Phage viruses, used to treat antibiotic resistance, gain an advantage by limiting the reproductive capacity of competitors

Curious bits of DNA tucked inside genomes across all kingdoms of life have historically been overlooked because they don’t seem to play a role in the competition for survival, or so scientists thought.

These pieces of DNA have become known as “selfish genetic elements” because they exist, as far as scientists can tell, simply to reproduce and multiply without any benefit to the host organisms. They were considered genetic trackers that were passed down from generation to generation for no reason.

Research conducted by researchers at the University of California, San Diego has provided fresh evidence that such elements of DNA may not be so selfish after all. Instead, they now appear to greatly influence the dynamics between competing organisms.

Publishing in a journal Science, researchers from the School of Biological Sciences studied selfish genetic elements in bacteriophages (phages), viruses that are thought to be the most abundant organisms on Earth. To their surprise, the researchers discovered that selfish genetic elements known as “mobile introns” gave their viral hosts a distinct advantage in competition with other viruses: Phages weaponized the mobile introns to disrupt the reproductive ability of rival phage viruses.

“This is the first time that a selfish genetic element has been shown to provide a competitive advantage to the host organism it invades,” said study co-author Erica Birkholz, a postdoctoral fellow in the Department of Molecular Biology. “Understanding that selfish genetic elements are not always purely ‘selfish’ has broad implications for better understanding the evolution of genomes in all kingdoms of life.”

Decades ago, biologists noted the existence of selfish genetic elements, but were unable to characterize any role they play in helping the host survive and reproduce. In the new study, which focused on investigating “jumbo” phages, the researchers analyzed the dynamics when two phages co-infected a single bacterial cell and competed against each other.

They looked closely at endonuclease, an enzyme that serves as a tool for cutting DNA. Studies have shown that an endonuclease from a mobile intron of one phage interferes with the genome of a competing phage. Therefore, the endonuclease is now considered a combat tool because it has been documented to cleave an essential gene in the genome of a competing phage. This sabotages the competitor’s ability to appropriately assemble its own offspring and reproduce.

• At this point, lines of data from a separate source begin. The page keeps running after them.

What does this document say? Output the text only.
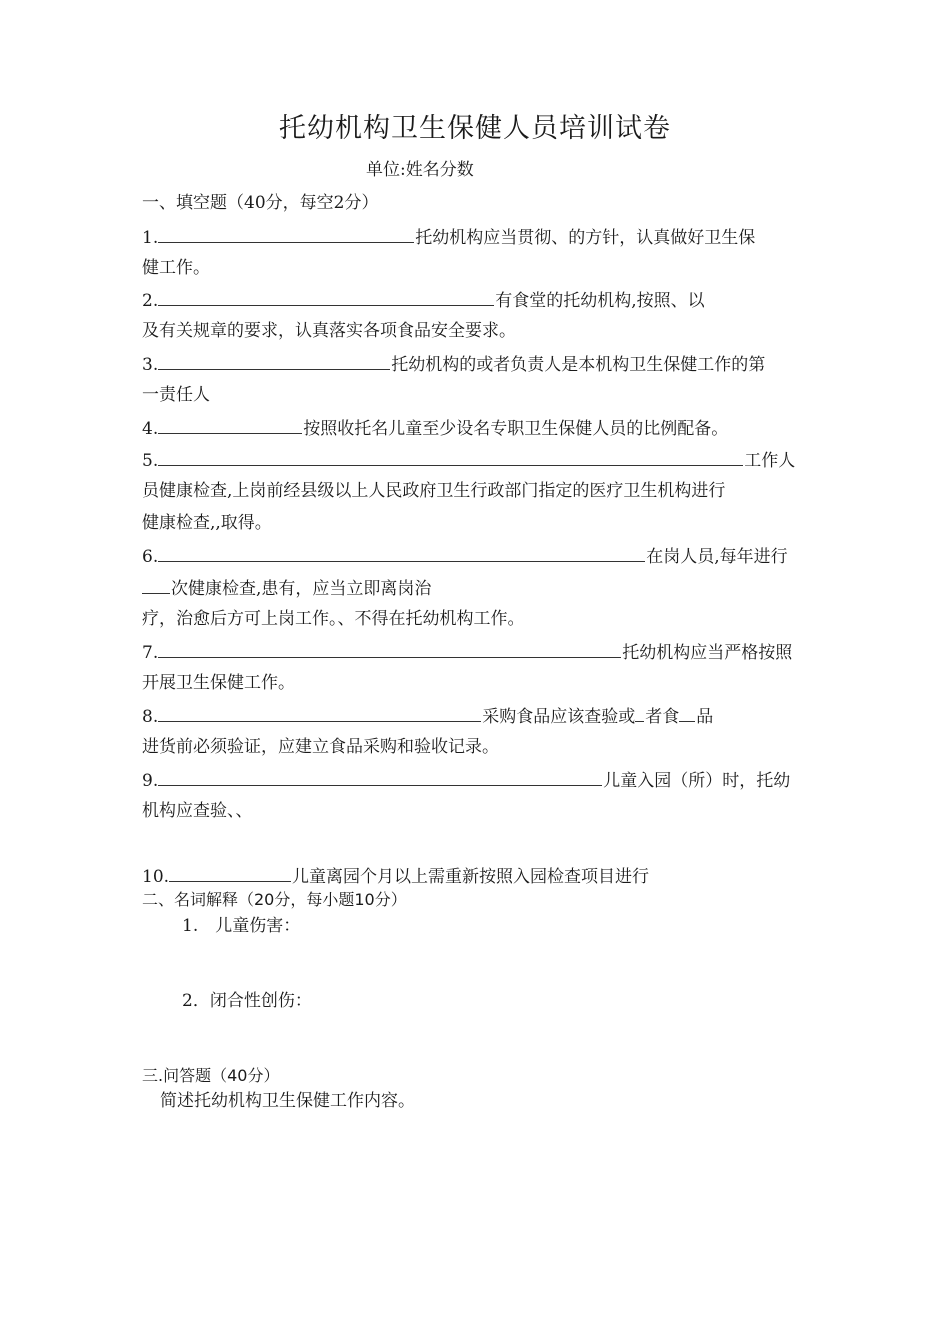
托幼机构卫生保健人员培训试卷
单位:姓名分数
一、填空题（40分，每空2分）
1.	托幼机构应当贯彻、的方针，认真做好卫生保
健工作。
2.	有食堂的托幼机构,按照、以
及有关规章的要求，认真落实各项食品安全要求。
3.	托幼机构的或者负责人是本机构卫生保健工作的第
一责任人
4.	按照收托名儿童至少设名专职卫生保健人员的比例配备。
5.	工作人
员健康检查,上岗前经县级以上人民政府卫生行政部门指定的医疗卫生机构进行
健康检查,,取得。
6.	在岗人员,每年进行
次健康检查,患有，应当立即离岗治
疗，治愈后方可上岗工作。、不得在托幼机构工作。
7.	托幼机构应当严格按照
开展卫生保健工作。
8.	采购食品应该查验或 者食 品
进货前必须验证，应建立食品采购和验收记录。
9.	儿童入园（所）时，托幼
机构应查验、、
10.	儿童离园个月以上需重新按照入园检查项目进行
二、名词解释（20分，每小题10分）
1.　儿童伤害：
2．闭合性创伤：
三.问答题（40分）
简述托幼机构卫生保健工作内容。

“This weaponized intron endonuclease provides a competitive advantage to the phage that carries it,” Birkholz said.

The researchers say this finding is particularly important in the evolutionary arms race between viruses because of the constant competition in co-infection.

“We were able to clearly delineate the mechanism that provides the benefit and how it happens at the molecular level,” said Biological Sciences graduate student Chase Morgan, co-author of the paper. “This incompatibility between selfish genetic elements becomes molecular warfare.”

The results of the study are important because phage viruses are emerging as therapeutic tools in the fight against antibiotic-resistant bacteria. As doctors deploy phage “cocktails” to fight infections in this growing crisis, new information will likely come into play as more phages are implemented. Knowing that some phages use selfish genetic elements as weapons against other phages could help researchers understand why certain combinations of phages may not reach their full therapeutic potential.

“The phages in this study can be used to treat patients with bacterial infections associated with cystic fibrosis,” said Professor of Biological Sciences Joe Pogliano. “Understanding how they compete with each other will allow us to make better cocktails for phage therapy.”

The authors of the article are: Erica Birkholz, Chase Morgan, Thomas Laughlin, Rebecca Lau, Amy Prichard, Sahana Rangarajan, Gabrielle Meza, Jina Lee, Emily Armbruster, Sergey Suslov, Kit Pogliano, Justin Meyer, Elizabeth Villa, Kevin Corbett, and Joe Pogliano.